Women in Love (Barnes & Noble Classics S - D. H. Lawrence [65]
Hermione looked at him along her narrow, pallid cheeks. Her eyes were strange and drugged, heavy under their heavy, drooping lids. Her thin bosom shrugged convulsively. He stared back at her, devilish and unchanging. With another strange, sick convulsion, she turned away, as if she were sick, could feel dissolution setting-in in her body. For with her mind she was unable to attend to his words, he caught her, as it were, beneath all her defences, and destroyed her with some insidious occult potency.
“Yes,” she said, as if she did not know what she were saying. “Yes,” and she swallowed, and tried to regain her mind. But she could not, she was witless, decentralised. Use all her will as she might, she could not recover. She suffered the ghastliness of dissolution, broken and gone in a horrible corruption. And he stood and looked at her unmoved. She strayed out, pallid and preyed-upon like a ghost, like one attacked by the tomb-influences which dog us. And she was gone like a corpse, that has no presence, no connection. He remained hard and vindictive.
Hermione came down to dinner strange and sepulchral, her eyes heavy and full of sepulchral darkness, strength. She had put on a dress of stiff old greenish brocade, that fitted tight and made her look tall and rather terrible, ghastly. In the gay light of the drawing-room she was uncanny and oppressive. But seated in the half-light of the dining-room, sitting stiffly before the shaded candles on the table, she seemed a power, a presence. She listened and attended with a drugged attention.

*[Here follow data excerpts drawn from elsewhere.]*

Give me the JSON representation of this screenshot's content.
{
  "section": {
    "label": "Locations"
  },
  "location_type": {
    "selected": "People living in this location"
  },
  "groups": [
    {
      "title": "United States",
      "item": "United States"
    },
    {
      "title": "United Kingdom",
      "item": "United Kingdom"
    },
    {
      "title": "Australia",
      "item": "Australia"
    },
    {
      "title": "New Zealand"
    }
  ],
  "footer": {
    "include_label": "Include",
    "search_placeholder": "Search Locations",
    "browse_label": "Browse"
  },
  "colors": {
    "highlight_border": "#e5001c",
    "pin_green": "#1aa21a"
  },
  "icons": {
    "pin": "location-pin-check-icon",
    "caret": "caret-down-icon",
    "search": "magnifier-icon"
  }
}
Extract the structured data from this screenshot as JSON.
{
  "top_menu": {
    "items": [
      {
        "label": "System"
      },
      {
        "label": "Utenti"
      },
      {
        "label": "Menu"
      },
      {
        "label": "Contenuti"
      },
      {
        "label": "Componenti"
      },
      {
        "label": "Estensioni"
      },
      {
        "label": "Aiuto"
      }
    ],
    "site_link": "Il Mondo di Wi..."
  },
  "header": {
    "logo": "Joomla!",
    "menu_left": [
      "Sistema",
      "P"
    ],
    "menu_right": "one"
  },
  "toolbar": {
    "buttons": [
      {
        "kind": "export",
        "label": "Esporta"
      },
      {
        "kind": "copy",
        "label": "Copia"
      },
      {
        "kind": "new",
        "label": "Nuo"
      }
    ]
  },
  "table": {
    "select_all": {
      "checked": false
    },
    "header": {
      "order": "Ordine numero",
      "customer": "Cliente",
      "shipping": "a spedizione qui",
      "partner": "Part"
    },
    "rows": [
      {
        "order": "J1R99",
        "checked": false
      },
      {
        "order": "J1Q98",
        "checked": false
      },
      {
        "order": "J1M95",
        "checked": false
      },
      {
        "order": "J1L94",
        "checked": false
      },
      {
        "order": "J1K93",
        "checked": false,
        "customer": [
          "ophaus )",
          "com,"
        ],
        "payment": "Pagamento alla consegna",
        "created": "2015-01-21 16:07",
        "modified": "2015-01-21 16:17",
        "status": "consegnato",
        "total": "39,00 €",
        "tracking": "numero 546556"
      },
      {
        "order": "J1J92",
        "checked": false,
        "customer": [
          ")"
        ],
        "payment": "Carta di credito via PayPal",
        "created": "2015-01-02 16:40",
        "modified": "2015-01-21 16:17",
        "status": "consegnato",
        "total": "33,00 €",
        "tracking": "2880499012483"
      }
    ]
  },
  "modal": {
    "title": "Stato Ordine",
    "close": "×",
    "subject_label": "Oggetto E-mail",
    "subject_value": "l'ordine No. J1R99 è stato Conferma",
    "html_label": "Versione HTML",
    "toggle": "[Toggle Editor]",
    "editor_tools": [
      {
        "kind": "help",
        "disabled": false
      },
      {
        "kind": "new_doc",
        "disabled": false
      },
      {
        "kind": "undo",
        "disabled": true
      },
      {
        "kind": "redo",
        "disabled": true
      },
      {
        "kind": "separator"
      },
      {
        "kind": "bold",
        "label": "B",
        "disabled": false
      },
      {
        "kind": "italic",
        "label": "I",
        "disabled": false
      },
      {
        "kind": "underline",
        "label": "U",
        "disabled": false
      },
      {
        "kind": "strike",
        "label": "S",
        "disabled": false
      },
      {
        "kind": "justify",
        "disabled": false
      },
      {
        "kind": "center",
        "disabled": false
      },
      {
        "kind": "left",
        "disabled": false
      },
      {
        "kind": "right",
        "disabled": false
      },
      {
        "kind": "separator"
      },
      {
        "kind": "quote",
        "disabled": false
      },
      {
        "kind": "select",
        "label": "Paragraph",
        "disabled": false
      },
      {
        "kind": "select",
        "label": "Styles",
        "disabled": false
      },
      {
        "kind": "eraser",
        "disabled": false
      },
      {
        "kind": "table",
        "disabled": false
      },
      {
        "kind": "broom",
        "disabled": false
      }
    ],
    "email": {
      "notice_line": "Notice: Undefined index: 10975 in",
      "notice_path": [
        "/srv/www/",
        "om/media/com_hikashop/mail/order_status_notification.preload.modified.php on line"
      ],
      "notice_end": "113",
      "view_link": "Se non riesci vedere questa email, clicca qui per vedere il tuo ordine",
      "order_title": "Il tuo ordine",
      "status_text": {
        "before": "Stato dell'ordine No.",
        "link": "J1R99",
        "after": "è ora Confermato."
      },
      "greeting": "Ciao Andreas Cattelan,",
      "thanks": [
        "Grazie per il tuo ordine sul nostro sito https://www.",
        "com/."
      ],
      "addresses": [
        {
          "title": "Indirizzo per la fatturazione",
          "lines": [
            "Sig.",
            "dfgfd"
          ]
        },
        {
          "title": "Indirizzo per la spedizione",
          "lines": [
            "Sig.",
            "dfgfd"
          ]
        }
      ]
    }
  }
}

The party was gay and extravagant in appearance, everybody had put on evening dress except Birkin and Joshua Malleson. The little Italian Contessa wore a dress of tissue of orange and gold and black velvet in soft wide stripes, Gudrun was emerald green with strange net-work, Ursula was in yellow with dull silver veiling, Miss Bradley was of grey, crimson and jet, Fräulein März wore pale blue. It gave Hermione a sudden convulsive sensation of pleasure, to see these rich colours under the candle-light. She was aware of the talk going on, ceaselessly, Joshua’s voice dominating; of the ceaseless pitter-patter of women’s light laughter and responses; of the brilliant colours and the white table and the shadow above and below; and she seemed in a swoon of gratification, convulsed with pleasure, and yet sick, like a revenant.ac She took very little part in the conversation, yet she heard it all, it was all hers.
They all went together into the drawing-room, as if they were one family, easily, without any attention to ceremony. Fräulein handed the coffee, everybody smoked cigarettes, or else long warden pipes of white clay, of which a sheaf was provided.
“Will you smoke?—cigarettes or pipe?” asked Fräulein prettily. There was a circle of people, Sir Joshua with his eighteenth-century appearance, Gerald the amused, handsome young Englishman, Alexander tall and the handsome politician, democratic and lucid, Hermione strange like a long Cassandra,ad and the women lurid with colour, all dutifully smoking their long white pipes, and sitting in a half-moon in the comfortable, soft-lighted drawing-room, round the logs that flickered on the marble hearth.
The talk was very often political or sociological, and interesting, curiously anarchistic. There was an accumulation of powerful force in the room, powerful and destructive. Everything seemed to be thrown into the melting pot, and it seemed to Ursula they were all witches, helping the pot to bubble. There was an elation and a satisfaction in it all, but it was cruelly exhausting for the new-comers, this ruthless mental pressure, this powerful, consuming, destructive mentality that emanated from Joshua and Hermione and Birkin and dominated the rest.